Their father balanced behind the movie camera, shouting directions as he walked backwards and forwards in front of them. He handled the Kodak, their most valuable possession, as though i were an undulating live animal, a ferret or a snake, and it was leading him. The children took turns hunching under a cardboard box in the back garden for a sequence he told them would be funny later. When it was Dorothy’s turn she crouched like a turtle on the grass, forehead pressed into her bony knees, arms tucked down by her sides, and breathed hotly into her own skin, whole Michael lifted the box and placed it over her, a warm shadow, a rare private place. She inhaled it. (page 1)
The Forrests is Emily Perkins’ fourth novel, longlisted for the 2013 Women’s Fiction Prize. My mother got the book for her birthday and I borrowed it to read myself and now find myself wishing that more of Perkins’ work was readily available in the US. I find it particularity apt that Perkins starts her novel with a scene of a parent making a film of his children at play. This novel is a series of snapshots or videos documenting the life of a family – principally the life of Dorothy Forrest. While told in a linear fashion, there are gaps as the story skips through Dorothy’s life picking up and leaving off effortlessly. If you are a person who needs to know the complete story, this novel may not be for you as readers know they are not getting a complete accounting. However, if you just go with the flow that Perkins establishes, it will be well worth your effort.
The novel starts in Aukland when Dorothy is seven years old. Her family has just relocated from New York City where her father was part of a wealthy family. There is a sense that the family has fled for some unknown reason. There are hints of needing independence from the family trust as well as hints of money issues which trouble the family through Dorothy’s childhood. The parents are distinctly odd with the father not truly connected to the realities of life. The parents relationship also seems volatile with the father disappearing for a time and the mother taking the children to a woman’s commune in the country. Dorothy, her sister Evelyn (whom she considers a”twin”), their older brother Michael, the youngest sister Ruth, and Danny – a neighbor boy who becomes part of the family, make their way through childhood, adolescence, and finally adulthood.
While Perkins does occasionally speak through other characters, it is Dorothy who is the focus of The Forrests. Three things characterize Dorothy, the sensual physical world around her, her sister Evelyn, and her relationship with Danny. As the narrative moves through her marriage, her children and grandchildren, to her old age – these are the three touchstones of her existence and these are the threads that hold the snapshots together.

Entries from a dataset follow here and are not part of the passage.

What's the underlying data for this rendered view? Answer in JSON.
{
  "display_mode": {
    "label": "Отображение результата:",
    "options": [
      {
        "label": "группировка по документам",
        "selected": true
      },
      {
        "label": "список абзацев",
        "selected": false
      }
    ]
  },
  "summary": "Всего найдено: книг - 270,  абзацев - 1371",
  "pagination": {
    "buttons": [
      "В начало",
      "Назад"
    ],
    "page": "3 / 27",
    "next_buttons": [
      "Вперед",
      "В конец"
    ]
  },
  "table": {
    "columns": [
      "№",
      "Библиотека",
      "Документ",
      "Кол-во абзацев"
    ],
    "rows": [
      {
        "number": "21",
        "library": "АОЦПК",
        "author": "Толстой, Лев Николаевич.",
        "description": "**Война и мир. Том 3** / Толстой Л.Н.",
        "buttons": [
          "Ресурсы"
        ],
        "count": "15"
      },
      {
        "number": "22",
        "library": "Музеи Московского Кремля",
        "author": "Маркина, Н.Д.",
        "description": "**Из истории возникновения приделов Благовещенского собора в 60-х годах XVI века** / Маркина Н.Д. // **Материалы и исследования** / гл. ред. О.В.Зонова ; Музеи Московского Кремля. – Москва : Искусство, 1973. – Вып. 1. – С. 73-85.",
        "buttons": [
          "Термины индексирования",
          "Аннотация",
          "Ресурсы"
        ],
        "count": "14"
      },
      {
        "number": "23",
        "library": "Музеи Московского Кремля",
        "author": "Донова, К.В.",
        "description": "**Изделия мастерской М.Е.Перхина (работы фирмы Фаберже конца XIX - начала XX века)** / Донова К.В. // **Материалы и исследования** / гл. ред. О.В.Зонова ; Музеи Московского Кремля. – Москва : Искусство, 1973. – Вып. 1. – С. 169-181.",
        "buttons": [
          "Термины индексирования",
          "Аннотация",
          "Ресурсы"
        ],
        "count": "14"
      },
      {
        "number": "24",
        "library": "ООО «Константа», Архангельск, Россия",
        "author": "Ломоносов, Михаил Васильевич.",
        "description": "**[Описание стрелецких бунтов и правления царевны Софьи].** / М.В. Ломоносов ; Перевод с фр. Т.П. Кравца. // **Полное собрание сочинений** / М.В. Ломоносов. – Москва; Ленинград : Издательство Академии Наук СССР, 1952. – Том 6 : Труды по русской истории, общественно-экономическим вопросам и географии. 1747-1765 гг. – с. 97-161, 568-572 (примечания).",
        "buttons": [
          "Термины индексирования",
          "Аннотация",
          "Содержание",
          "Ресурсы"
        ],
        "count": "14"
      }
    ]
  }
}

This is the book of an ordinary life with the familiar highlights of the timeline (marriage, birth, death) as well as spotlighting the ordinary such as child tending, dinner making – all the flotsam and jetsam of the everyday. This is what makes the writing of the book remarkable. Perkins takes the ordinary and transforms it into sheer poetry:
‘Come on darlings, breakfast time,’ Dorothy said, picking up toys on the way to the windows. ‘Feed the fish. And then you need to get ready for school.’ Her body operated in space, not her. The tangibility of the mini stegosaurus and cloth doll, the need to remove them from the floor before someone turned an ankle or broke the wing of a kitset airplane, the silver light in her eyes after pulling the curtains, the lid of the fish-food jar to replace, the rumpled pillows and sheets to straighten, bedside books to pile, the papery skin of oatmeal that lined the saucepan as porridge thickened on the stove, the faces of rubbish day, and buying a board for Amy’s science project and letting gorgeous, leggy Grace cycle off without laying anxiety shit all over her independence and knowing already how much she was going to miss that girl and school bells and bus timetables and volunteer morning with crossing duty, these things saved her. (pages 191-192)
Through circumstance and incident, holes are left in our lives. Holes left by unsatisfactory upbringing. Holes left by loss – both permanent and temporary. Holes left by bad experiences. Holes left by the mere passage of time. Holes left by denying who you are. Perkins exposes those holes and fills them with the basics of life. Unfortunately, at times, this leaves you wondering who you are, where have you left yourself, and does anybody know the true you including yourself. What do you know and what have you invented?
Perhaps subconsciously she had known that this day would come, although that morning she had been told that there was no such thing as fate, no stories in anybody’s lives other than the ones they invented. Maybe she had invented herself into this place. (pages 201-202)
She had wanted to – what, to keep something of her sister but now Ruth was leaving and she was once again glossy, s o controlled, and since the mention of the will they hadn’t had a meaningful conversation and she felt stupidly scared of sitting in a cafe with her, of ordering watery quiche and attempting to introduce the real things, the state of her marriage, the hole left by Eve, her fear that she had lived her life on the inside, ruled by the fantasy that someone out there knew her, held her true self. (pages 262-263)
I found an interview with the author and she states, “I’m really interested in how we construct ourselves, the building up of identity and how much we live as a known quantity and how much we’re mysteries to ourselves and how much we invent ourselves and live in other people.” In her work, The Forrests, Emily Perkins has given the reader a platform to explore this notion of identity with beautiful language and an unforgettable character.